By accessing The Cancer Genome Atlas (TCGA) Dr. Capobianco and his team built the wide-spectrum transcriptome landscape of skin cutaneous melanoma (SKCM) from 103 primary tumor samples. They measured the expression levels of protein coding genes and non-coding RNAs (ncRNAs). While recapitulating the biotypes from the SKCM differential expression profile, they found that no single method could offer a convincing solution, impeding the identification of a consensus of significant biotype values. An ensemble modeling approach was thus proposed to reconcile all evidences.

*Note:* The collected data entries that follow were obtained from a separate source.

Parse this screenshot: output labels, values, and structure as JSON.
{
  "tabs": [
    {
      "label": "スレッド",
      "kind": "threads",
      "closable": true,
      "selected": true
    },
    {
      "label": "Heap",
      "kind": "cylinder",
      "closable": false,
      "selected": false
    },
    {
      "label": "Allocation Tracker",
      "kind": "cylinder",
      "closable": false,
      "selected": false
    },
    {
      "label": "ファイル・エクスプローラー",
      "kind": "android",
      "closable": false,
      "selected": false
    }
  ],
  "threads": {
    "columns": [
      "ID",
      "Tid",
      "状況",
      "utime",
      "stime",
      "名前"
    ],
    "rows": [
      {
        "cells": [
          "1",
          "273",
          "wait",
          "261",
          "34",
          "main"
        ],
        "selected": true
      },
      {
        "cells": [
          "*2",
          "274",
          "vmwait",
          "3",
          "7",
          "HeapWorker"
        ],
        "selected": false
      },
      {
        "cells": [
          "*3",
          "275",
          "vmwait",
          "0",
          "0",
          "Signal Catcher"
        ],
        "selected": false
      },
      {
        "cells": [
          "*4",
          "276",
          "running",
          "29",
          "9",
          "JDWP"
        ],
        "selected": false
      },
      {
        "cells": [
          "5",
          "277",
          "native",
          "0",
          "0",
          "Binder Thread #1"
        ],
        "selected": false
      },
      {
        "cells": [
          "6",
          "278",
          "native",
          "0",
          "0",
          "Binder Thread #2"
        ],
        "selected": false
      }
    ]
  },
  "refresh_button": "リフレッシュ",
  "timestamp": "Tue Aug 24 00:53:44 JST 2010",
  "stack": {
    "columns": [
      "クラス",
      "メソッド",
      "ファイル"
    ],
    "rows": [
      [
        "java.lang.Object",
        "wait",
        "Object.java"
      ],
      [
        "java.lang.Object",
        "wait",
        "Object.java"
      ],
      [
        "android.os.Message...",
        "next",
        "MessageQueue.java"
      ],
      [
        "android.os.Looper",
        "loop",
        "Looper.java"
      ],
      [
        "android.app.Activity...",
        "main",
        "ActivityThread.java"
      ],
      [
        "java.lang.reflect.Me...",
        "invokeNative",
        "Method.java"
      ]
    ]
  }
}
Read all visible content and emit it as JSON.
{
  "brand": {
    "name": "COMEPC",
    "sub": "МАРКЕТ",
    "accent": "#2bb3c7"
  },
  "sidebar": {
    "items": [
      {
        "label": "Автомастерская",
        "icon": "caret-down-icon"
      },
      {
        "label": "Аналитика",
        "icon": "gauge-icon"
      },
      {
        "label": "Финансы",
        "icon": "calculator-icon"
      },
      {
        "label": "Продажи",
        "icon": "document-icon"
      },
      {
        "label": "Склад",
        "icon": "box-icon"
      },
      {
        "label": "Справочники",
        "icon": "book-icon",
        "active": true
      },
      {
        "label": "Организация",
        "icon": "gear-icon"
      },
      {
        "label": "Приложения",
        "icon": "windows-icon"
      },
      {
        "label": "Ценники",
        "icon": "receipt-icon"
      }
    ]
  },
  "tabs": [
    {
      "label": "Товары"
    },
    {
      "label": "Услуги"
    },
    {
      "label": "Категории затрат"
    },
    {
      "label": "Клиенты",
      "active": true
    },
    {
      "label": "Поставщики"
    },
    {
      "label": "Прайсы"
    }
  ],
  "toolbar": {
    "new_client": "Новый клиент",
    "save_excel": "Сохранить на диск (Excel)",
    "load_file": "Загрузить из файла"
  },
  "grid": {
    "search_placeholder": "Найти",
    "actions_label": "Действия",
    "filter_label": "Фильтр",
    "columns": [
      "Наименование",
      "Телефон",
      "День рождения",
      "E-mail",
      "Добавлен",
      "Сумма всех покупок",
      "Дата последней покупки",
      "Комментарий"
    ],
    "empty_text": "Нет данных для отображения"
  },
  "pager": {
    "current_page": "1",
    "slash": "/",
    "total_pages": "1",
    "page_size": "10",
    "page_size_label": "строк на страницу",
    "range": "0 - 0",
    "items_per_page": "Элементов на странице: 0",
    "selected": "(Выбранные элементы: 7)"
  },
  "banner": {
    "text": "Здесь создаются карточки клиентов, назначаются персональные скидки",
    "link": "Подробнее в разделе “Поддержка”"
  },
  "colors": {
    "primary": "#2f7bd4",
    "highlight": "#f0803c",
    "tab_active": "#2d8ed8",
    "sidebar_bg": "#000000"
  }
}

By stepping from a redundant consensus set with thousands of significant detections, to a substantially reduced model-driven coreset, their methodological strategy led to a few advantages:

• First, a constrained space of differentially expressed bioentities was created to select high-confidence values enriching for relevant pathway terms.
• Second, the ensemble approach used alternate regression modeling principles to embed the profiles obtained from each method.
• Third, a comparative assessment of predictive power became possible.

Notably, a generalization of their approach is possible across cancer types and experimental system conditions generating profiles. Their strategy yielded a multitude of high-quality protein coding gene and ncRNA identifications, and revealed potential associations between pseudogenes and parental genes. Among their validations, PINK1 was one here detected as a differentially expressed target parental gene, and is well-known to be associated with Parkinson and cancer (especially melanoma).

The poster “Ensemble Modeling Approach Targeting Heterogeneous RNA-Seq data: Application to Melanoma Pseudogenes” was presented at the Big Data 2017 Conference: Big Data in Biomedicine: Transforming Lives Through Precision Health at Stanford University, May 24-25, 2017.